Circulating exosome miRNAs, is it the connection cargo for cell communication and cross-kingdom communication by food chain in bivalves?

MicroRNAs (miRNAs) can efficiently regulate gene expression at intracellular and extracellular levels. Plant/food-derived miRNAs of the bio-environment are highly enriched in human serum or serum from phytophagous animals and play roles in the regulation of mammalian gene expression. However, the presence of food-derived miRNAs in Mollusca species is lacking evidence. In this study, we used the microalga Nannochloropsis oculata to feed the pearl oyster Pinctada fucata martensii, a bivalve species, and isolated exosomes from the serum to detect endogenous and food-derived miRNAs by RNA-seq. A total of 273 endogenous miRNAs were identified in all duplicate samples, and these participated in regulating cell proliferation and death, stress, energy metabolism, synthesis of unsaturated fatty acid, and protein synthesis and transport.
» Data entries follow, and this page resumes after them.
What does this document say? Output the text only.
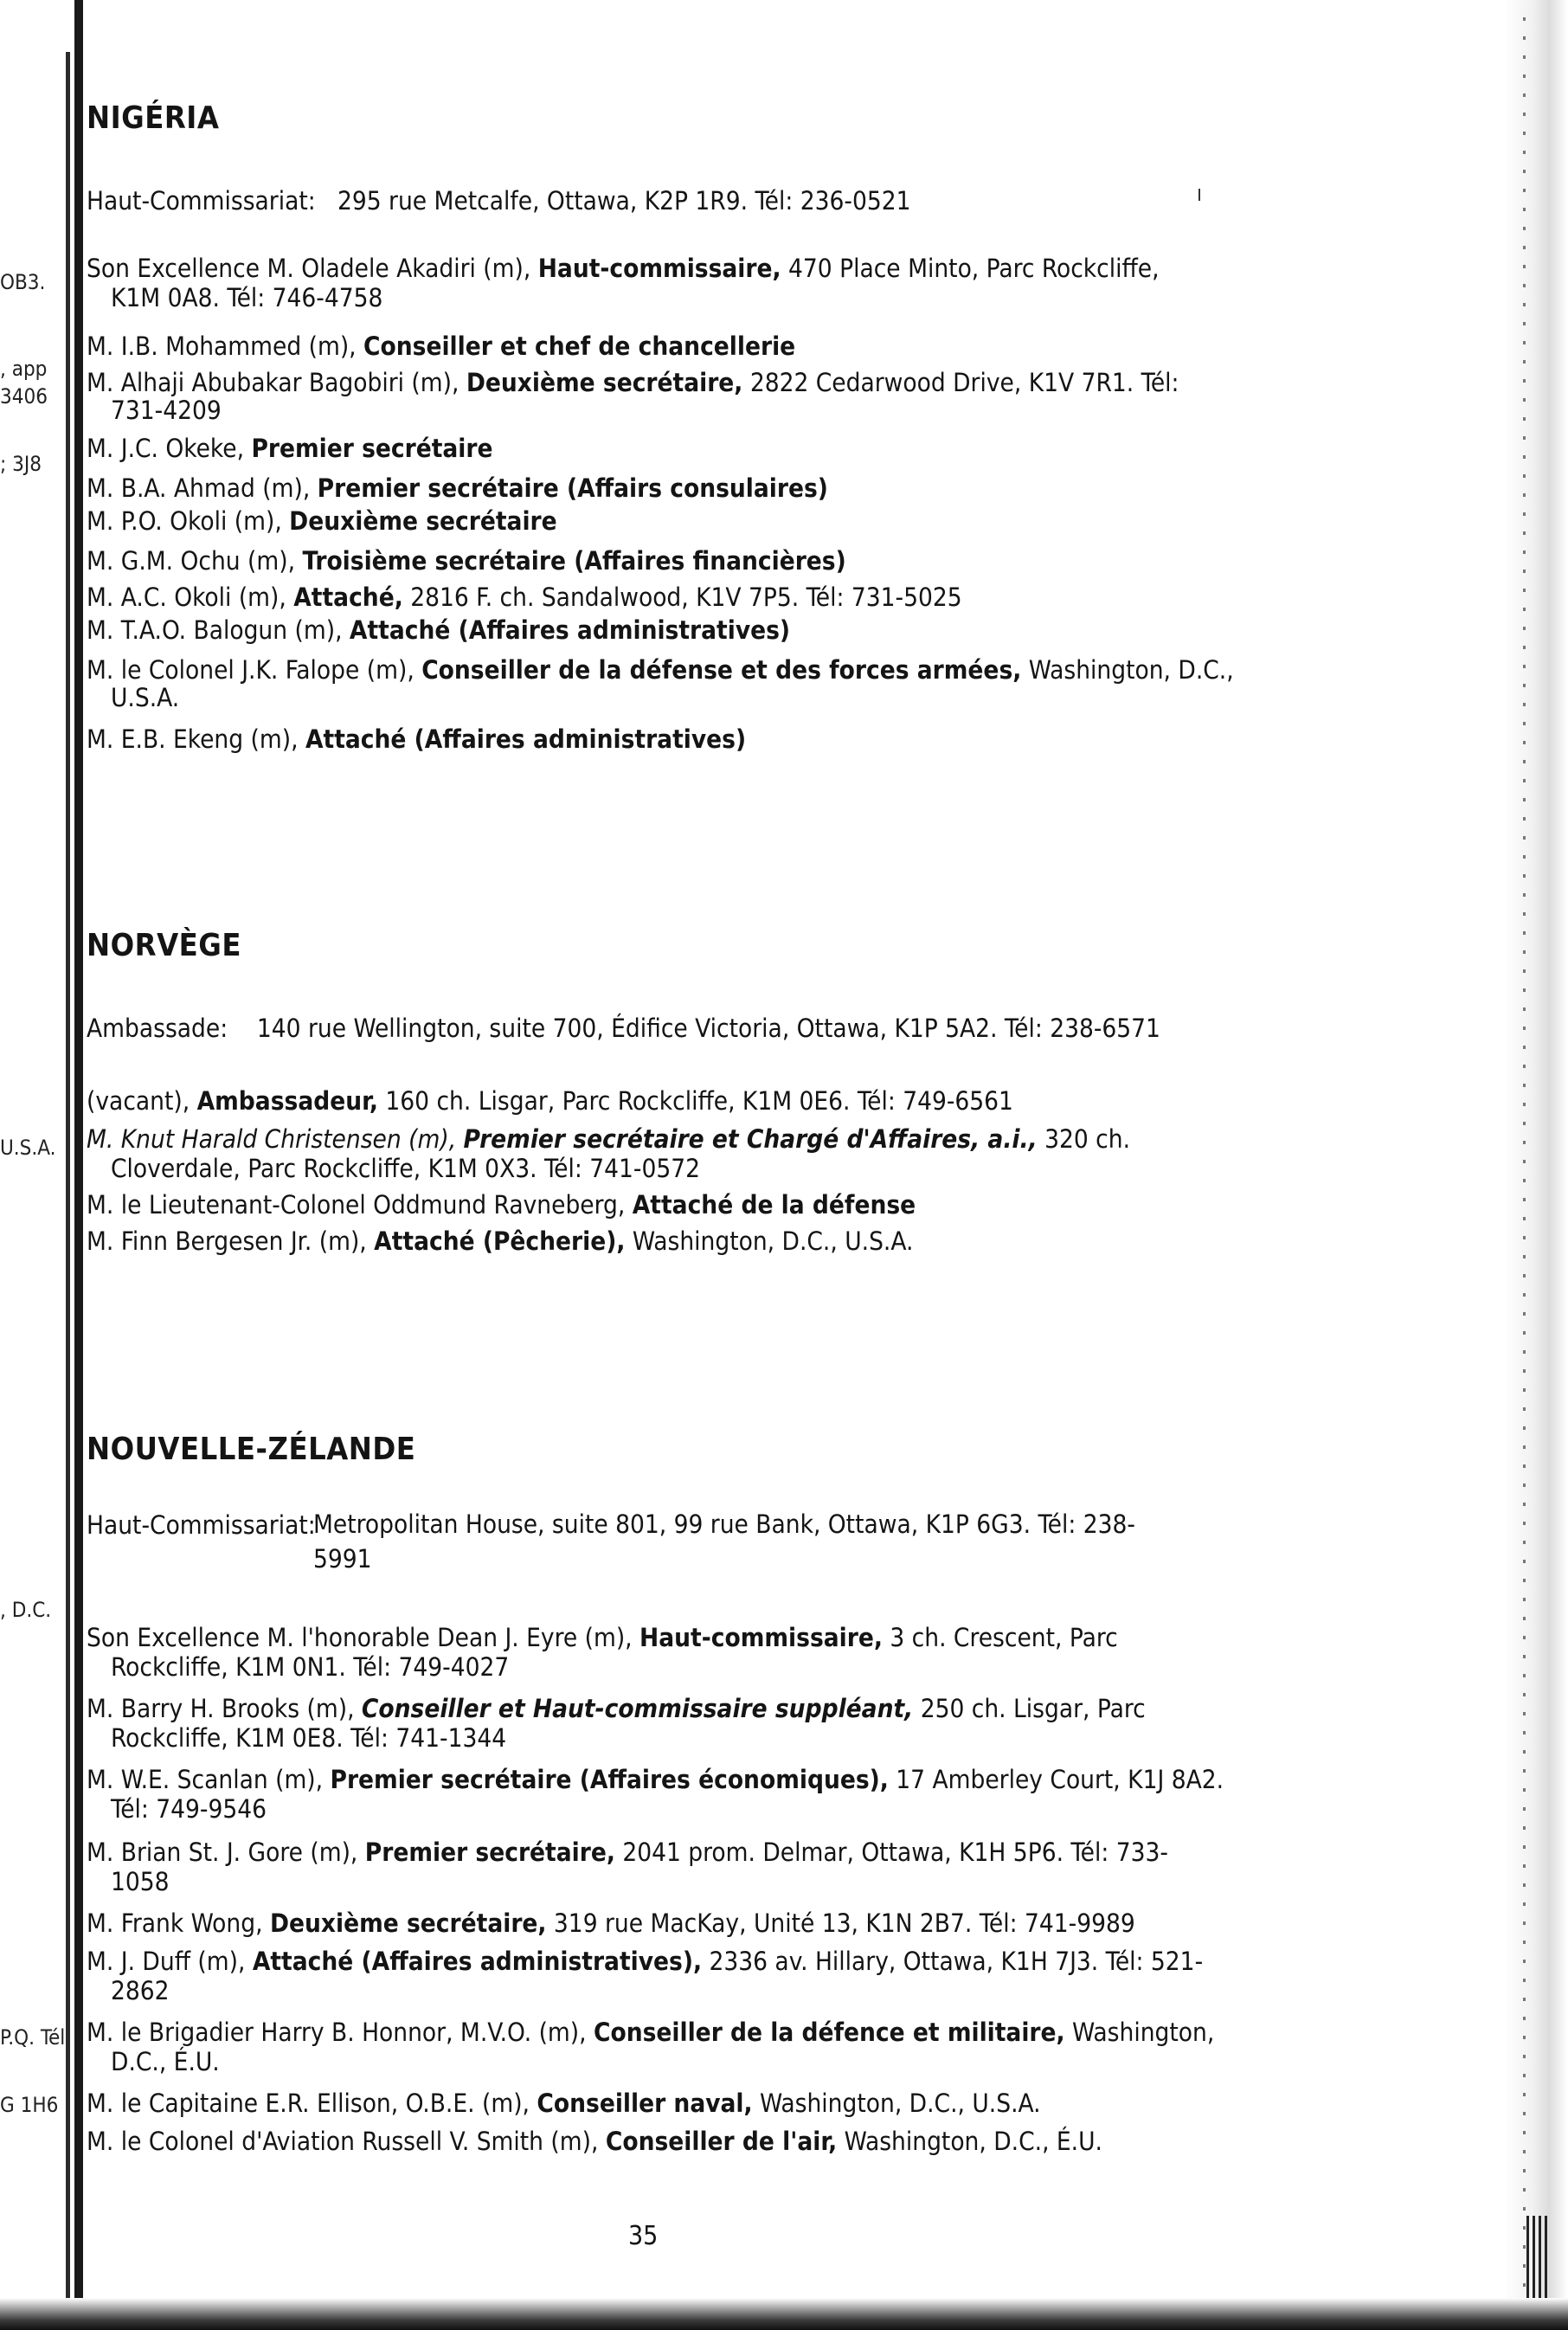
OB3.
, app
3406
; 3J8
U.S.A.
, D.C.
P.Q. Tél
G 1H6
NIGÉRIA
Haut-Commissariat: 295 rue Metcalfe, Ottawa, K2P 1R9. Tél: 236-0521
Son Excellence M. Oladele Akadiri (m), Haut-commissaire, 470 Place Minto, Parc Rockcliffe,
K1M 0A8. Tél: 746-4758
M. I.B. Mohammed (m), Conseiller et chef de chancellerie
M. Alhaji Abubakar Bagobiri (m), Deuxième secrétaire, 2822 Cedarwood Drive, K1V 7R1. Tél:
731-4209
M. J.C. Okeke, Premier secrétaire
M. B.A. Ahmad (m), Premier secrétaire (Affairs consulaires)
M. P.O. Okoli (m), Deuxième secrétaire
M. G.M. Ochu (m), Troisième secrétaire (Affaires financières)
M. A.C. Okoli (m), Attaché, 2816 F. ch. Sandalwood, K1V 7P5. Tél: 731-5025
M. T.A.O. Balogun (m), Attaché (Affaires administratives)
M. le Colonel J.K. Falope (m), Conseiller de la défense et des forces armées, Washington, D.C.,
U.S.A.
M. E.B. Ekeng (m), Attaché (Affaires administratives)
NORVÈGE
Ambassade: 140 rue Wellington, suite 700, Édifice Victoria, Ottawa, K1P 5A2. Tél: 238-6571
(vacant), Ambassadeur, 160 ch. Lisgar, Parc Rockcliffe, K1M 0E6. Tél: 749-6561
M. Knut Harald Christensen (m), Premier secrétaire et Chargé d'Affaires, a.i., 320 ch.
Cloverdale, Parc Rockcliffe, K1M 0X3. Tél: 741-0572
M. le Lieutenant-Colonel Oddmund Ravneberg, Attaché de la défense
M. Finn Bergesen Jr. (m), Attaché (Pêcherie), Washington, D.C., U.S.A.
NOUVELLE-ZÉLANDE
Haut-Commissariat:
Metropolitan House, suite 801, 99 rue Bank, Ottawa, K1P 6G3. Tél: 238-
5991
Son Excellence M. l'honorable Dean J. Eyre (m), Haut-commissaire, 3 ch. Crescent, Parc
Rockcliffe, K1M 0N1. Tél: 749-4027
M. Barry H. Brooks (m), Conseiller et Haut-commissaire suppléant, 250 ch. Lisgar, Parc
Rockcliffe, K1M 0E8. Tél: 741-1344
M. W.E. Scanlan (m), Premier secrétaire (Affaires économiques), 17 Amberley Court, K1J 8A2.
Tél: 749-9546
M. Brian St. J. Gore (m), Premier secrétaire, 2041 prom. Delmar, Ottawa, K1H 5P6. Tél: 733-
1058
M. Frank Wong, Deuxième secrétaire, 319 rue MacKay, Unité 13, K1N 2B7. Tél: 741-9989
M. J. Duff (m), Attaché (Affaires administratives), 2336 av. Hillary, Ottawa, K1H 7J3. Tél: 521-
2862
M. le Brigadier Harry B. Honnor, M.V.O. (m), Conseiller de la défence et militaire, Washington,
D.C., É.U.
M. le Capitaine E.R. Ellison, O.B.E. (m), Conseiller naval, Washington, D.C., U.S.A.
M. le Colonel d'Aviation Russell V. Smith (m), Conseiller de l'air, Washington, D.C., É.U.
35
Through the miRNA sequencing of the feeding N. oculata, we identified 23 microalga-derived miRNAs in the exosomes in the pearl oyster blood. Compared with endogenous miRNAs, most microalga-derived miRNAs showed high expression levels in both exosome and microalga cells and also exhibited apparent individual differences. These food-derived miRNAs were predicted to participate in endocytosis, apoptosis, signal transduction, energy metabolism, and biomineralization by targeting multiple genes. They were also closely related to energy metabolism and epigenetic regulation in N. oculata cells. These findings showed the phenomenon of cross-kingdom transport of miRNAs between a bivalve and feeding microalga and provided insights into functional molecule transmission through the food chain in an ecosystem.